At precisely two o'clock the presiding judge announced that the case "of the peasant Nikolay Harlamov, charged with the murder of his wife," would next be heard. The composition of the court remained the same as it had been for the preceding case, except that the place of the defending counsel was filled by a new personage, a beardless young graduate in a coat with bright buttons. The president gave the order – "Bring in the prisoner!"
But the prisoner, who had been got ready beforehand, was already walking to his bench. He was a tall, thick-set peasant of about fifty-five, completely bald, with an apathetic, hairy face and a big red beard. He was followed by a frail-looking little soldier with a gun.
Just as he was reaching the bench the escort had a trifling mishap. He stumbled and dropped the gun out of his hands, but caught it at once before it touched the ground, knocking his knee violently against the butt end as he did so. A faint laugh was audible in the audience. Either from the pain or perhaps from shame at his awkwardness the soldier flushed a dark red.

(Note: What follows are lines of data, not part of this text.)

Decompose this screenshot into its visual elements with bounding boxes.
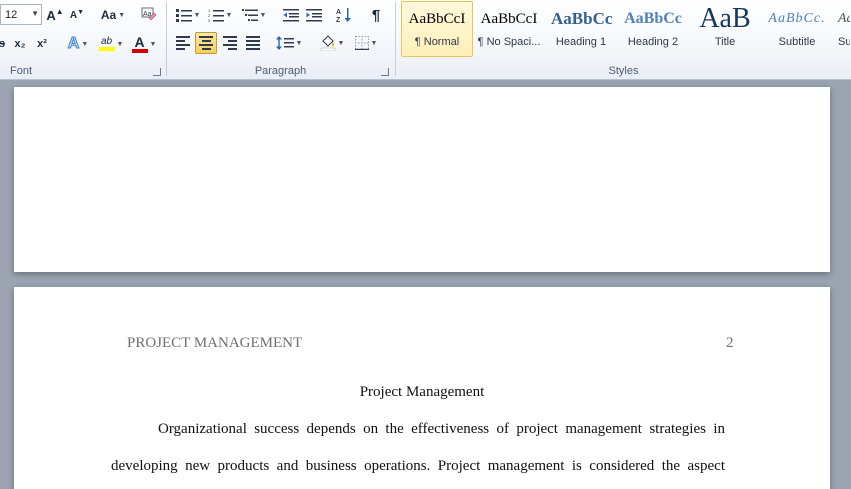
align-left-icon	[176, 36, 190, 50]
page-number[interactable]: 2	[726, 335, 734, 352]
chevron-down-icon[interactable]: ▼	[31, 9, 39, 18]
line-spacing-button[interactable]: ▼	[273, 32, 305, 54]
change-case-button[interactable]: Aa ▼	[98, 4, 128, 26]
text-effects-button[interactable]: A ▼	[64, 33, 92, 55]
font-color-swatch	[131, 48, 148, 53]
paragraph-dialog-launcher[interactable]	[381, 68, 389, 76]
style-heading-1[interactable]: AaBbCc Heading 1	[545, 1, 617, 57]
bullets-icon	[175, 9, 192, 22]
decrease-indent-icon	[283, 9, 299, 22]
font-group-label: Font	[10, 65, 33, 77]
clear-formatting-button[interactable]: Aa	[138, 4, 160, 26]
clear-formatting-icon: Aa	[141, 7, 157, 21]
body-text-line[interactable]: Organizational success depends on the ef…	[111, 421, 725, 438]
highlight-icon: ab	[98, 37, 115, 51]
style-name: Subtitle	[778, 36, 816, 48]
decrease-indent-button[interactable]	[280, 4, 302, 26]
pilcrow-icon: ¶	[371, 6, 381, 24]
grow-font-icon: A	[46, 7, 56, 23]
justify-icon	[246, 36, 260, 50]
style-name: Heading 2	[627, 36, 679, 48]
shading-button[interactable]: ▼	[317, 32, 347, 54]
style-subtle-emphasis[interactable]: Aa Su	[833, 1, 851, 57]
multilevel-list-icon	[241, 9, 258, 21]
style-heading-2[interactable]: AaBbCc Heading 2	[617, 1, 689, 57]
strikethrough-button[interactable]: s	[0, 33, 8, 55]
svg-text:Z: Z	[336, 17, 341, 23]
align-center-icon	[199, 36, 213, 50]
document-page[interactable]	[14, 87, 830, 272]
grow-font-button[interactable]: A ▲	[45, 4, 65, 26]
font-color-icon: A	[131, 35, 148, 53]
style-name: ¶ No Spaci...	[477, 36, 541, 48]
paragraph-group: ▼ 1 2 3 ▼ ▼ A Z ¶ ▼ ▼ ▼ Paragraph	[167, 0, 394, 80]
styles-group-label: Styles	[608, 65, 639, 77]
svg-text:A: A	[336, 9, 341, 16]
font-size-value: 12	[5, 8, 18, 21]
shrink-font-button[interactable]: A ▼	[67, 4, 87, 26]
superscript-icon: x²	[37, 38, 47, 50]
strikethrough-icon: s	[0, 38, 6, 50]
borders-button[interactable]: ▼	[351, 32, 381, 54]
style-name: Su	[838, 36, 850, 48]
styles-group: AaBbCcI ¶ Normal AaBbCcI ¶ No Spaci... A…	[396, 0, 851, 80]
text-effects-icon: A	[67, 35, 80, 53]
style-preview: AaBbCc	[551, 9, 613, 28]
multilevel-list-button[interactable]: ▼	[239, 4, 269, 26]
style-normal[interactable]: AaBbCcI ¶ Normal	[401, 1, 473, 57]
style-preview: AaBbCcI	[408, 10, 466, 27]
numbering-button[interactable]: 1 2 3 ▼	[205, 4, 235, 26]
style-preview: AaBbCc.	[768, 11, 826, 26]
superscript-button[interactable]: x²	[32, 33, 52, 55]
running-head[interactable]: PROJECT MANAGEMENT	[127, 335, 302, 352]
line-spacing-icon	[275, 36, 294, 50]
body-text-line[interactable]: developing new products and business ope…	[111, 458, 725, 475]
document-page[interactable]: PROJECT MANAGEMENT 2 Project Management …	[14, 287, 830, 489]
borders-icon	[354, 36, 369, 50]
style-name: Heading 1	[555, 36, 607, 48]
highlight-button[interactable]: ab ▼	[96, 33, 126, 55]
align-right-button[interactable]	[219, 32, 241, 54]
style-preview: Aa	[838, 11, 850, 26]
show-formatting-marks-button[interactable]: ¶	[365, 4, 387, 26]
document-title[interactable]: Project Management	[14, 384, 830, 401]
change-case-icon: Aa	[100, 8, 117, 22]
bullets-button[interactable]: ▼	[173, 4, 203, 26]
style-name: Title	[714, 36, 736, 48]
align-right-icon	[223, 36, 237, 50]
document-area[interactable]: PROJECT MANAGEMENT 2 Project Management …	[0, 81, 851, 489]
increase-indent-button[interactable]	[303, 4, 325, 26]
shrink-font-icon: A	[69, 9, 78, 21]
paragraph-group-label: Paragraph	[254, 65, 307, 77]
highlight-color-swatch	[98, 47, 115, 51]
sort-icon: A Z	[336, 8, 351, 23]
font-dialog-launcher[interactable]	[153, 68, 161, 76]
style-subtitle[interactable]: AaBbCc. Subtitle	[761, 1, 833, 57]
sort-button[interactable]: A Z	[333, 4, 355, 26]
style-preview: AaBbCcI	[480, 10, 538, 27]
font-color-button[interactable]: A ▼	[128, 33, 160, 55]
justify-button[interactable]	[242, 32, 264, 54]
style-title[interactable]: AaB Title	[689, 1, 761, 57]
style-name: ¶ Normal	[414, 36, 460, 48]
style-preview: AaBbCc	[624, 10, 682, 27]
shading-bucket-icon	[320, 35, 335, 51]
ribbon: 12 ▼ A ▲ A ▼ Aa ▼ Aa s x₂ x² A ▼ ab ▼ A …	[0, 0, 851, 80]
style-preview: AaB	[699, 3, 751, 34]
align-center-button[interactable]	[195, 32, 217, 54]
font-size-combobox[interactable]: 12 ▼	[0, 4, 42, 25]
subscript-button[interactable]: x₂	[10, 33, 30, 55]
svg-text:3: 3	[208, 18, 211, 22]
increase-indent-icon	[306, 9, 322, 22]
align-left-button[interactable]	[172, 32, 194, 54]
font-group: 12 ▼ A ▲ A ▼ Aa ▼ Aa s x₂ x² A ▼ ab ▼ A …	[0, 0, 166, 80]
subscript-icon: x₂	[14, 38, 26, 50]
style-no-spacing[interactable]: AaBbCcI ¶ No Spaci...	[473, 1, 545, 57]
numbering-icon: 1 2 3	[208, 8, 224, 22]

After the customary questions to the prisoner, the shuffling of the jury, the calling over and swearing in of the witnesses, the reading of the charge began. The narrow-chested, pale-faced secretary, far too thin for his uniform, and with sticking plaster on his check, read it in a low, thick bass, rapidly like a sacristan, without raising or dropping his voice, as though afraid of exerting his lungs; he was seconded by the ventilation wheel whirring indefatigably behind the judge's table, and the result was a sound that gave a drowsy, narcotic character to the stillness of the hall.
The president, a short-sighted man, not old but with an extremely exhausted face, sat in his armchair without stirring and held his open hand near his brow as though screening his eyes from the sun. To the droning of the ventilation wheel and the secretary he meditated. When the secretary paused for an instant to take breath on beginning a new page, he suddenly started and looked round at the court with lustreless eyes, then bent down to the ear of the judge next to him and asked with a sigh:
"Are you putting up at Demyanov's, Matvey Petrovitch?"
"Yes, at Demyanov's," answered the other, starting too.